New research by economists confirms what Google already knows—greater employee happiness results in higher productivity without sacrificing quality.
“The driving force seems to be that happier workers use the time they have more effectively, increasing the pace at which they can work without sacrificing quality,” says Daniel Sgroi of the University of Warwick.
Researchers at Georgia Tech investigated how quickly 32 different kinds of animals urinate—and big or small, it’s remarkably the same.
Even though an elephant’s bladder is 3,600 times larger than a cat’s—just under five gallons vs. about one teaspoon—both animals relieve themselves in about 20 seconds.

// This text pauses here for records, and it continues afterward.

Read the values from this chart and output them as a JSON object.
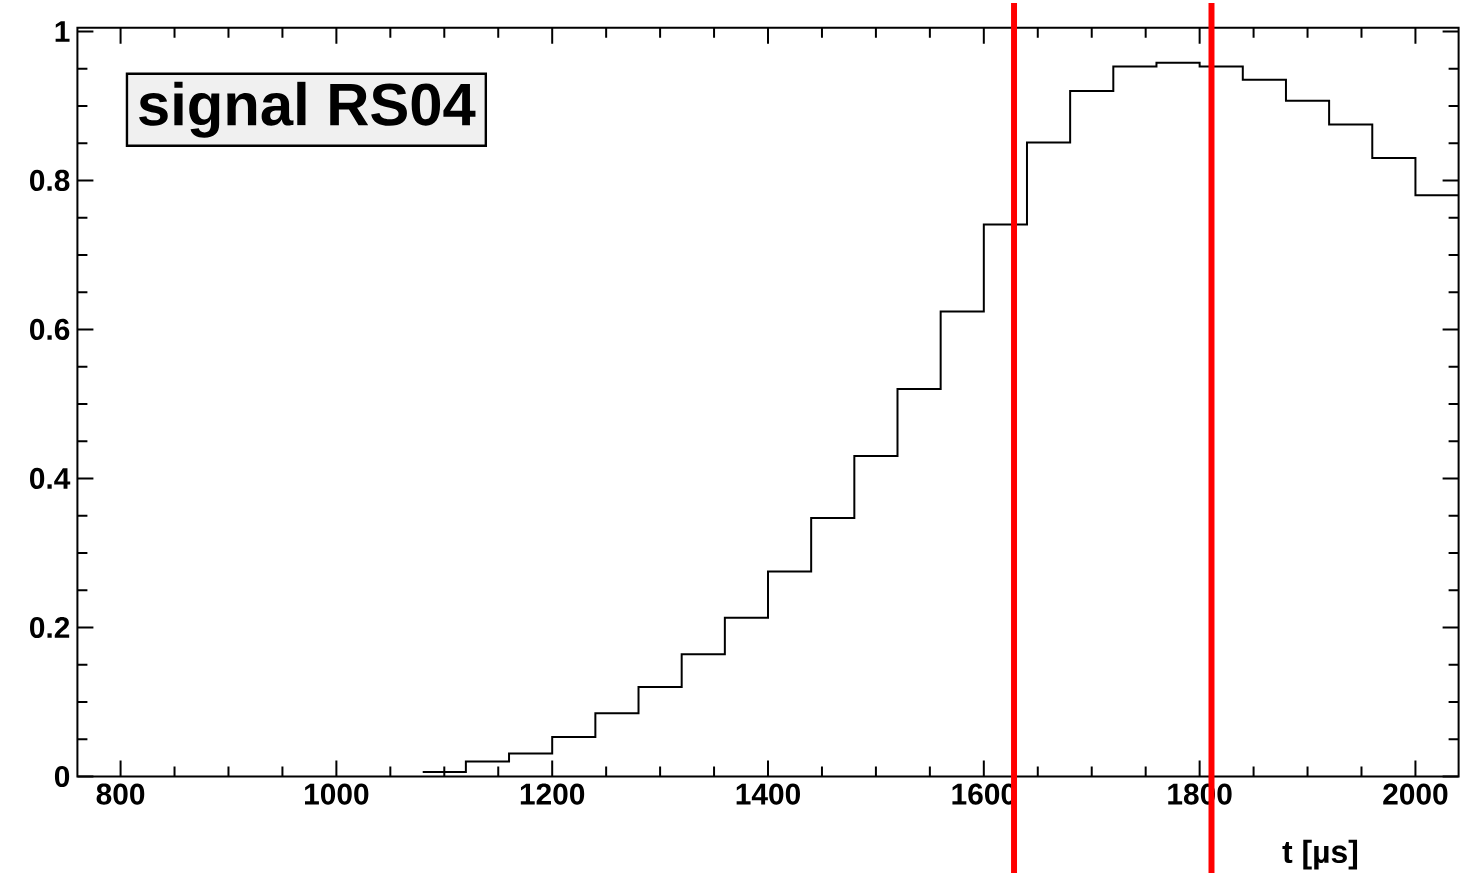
{
  "chart_data": {
    "type": "histogram",
    "title": "signal RS04",
    "xlabel": "t [µs]",
    "bins": [
      1080,
      1120,
      1160,
      1200,
      1240,
      1280,
      1320,
      1360,
      1400,
      1440,
      1480,
      1520,
      1560,
      1600,
      1640,
      1680,
      1720,
      1760,
      1800,
      1840,
      1880,
      1920,
      1960,
      2000,
      2040
    ],
    "values": [
      0.006,
      0.02,
      0.031,
      0.053,
      0.085,
      0.12,
      0.164,
      0.213,
      0.275,
      0.347,
      0.43,
      0.52,
      0.624,
      0.741,
      0.851,
      0.92,
      0.953,
      0.958,
      0.953,
      0.935,
      0.907,
      0.875,
      0.83,
      0.78
    ],
    "color": "#000000",
    "xlim": [
      760,
      2040
    ],
    "ylim": [
      0,
      1.005
    ],
    "xticks": [
      800,
      1000,
      1200,
      1400,
      1600,
      1800,
      2000
    ],
    "yticks": [
      0,
      0.2,
      0.4,
      0.6,
      0.8,
      1
    ],
    "ref_lines": [
      {
        "axis": "x",
        "value": 1628,
        "color": "#ff0000"
      },
      {
        "axis": "x",
        "value": 1811,
        "color": "#ff0000"
      }
    ],
    "grid": false
  }
}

In fact, all animals that weigh more than 6.6 pounds urinate in that same time span.
An ancient, 16-foot, 900-pound crocodile may have been overmatched by a monster snake that swam in the same rivers 60 million years ago.
The reptile, Anthracosuchus balrogus, which had an unusually blunt snout for species in the dyrosaurids family, was unearthed from the same layer of rock as the 58-foot Titanoboa in the Cerrejon coal mine of northern Colombia.
“Every once in a while, there was likely an encounter between Anthracosuchus and Titanoboa. Titanoboa was the largest predator around and would have tried to eat anything it could get its mouth on,” says Jonathan Bloch of the University of Florida.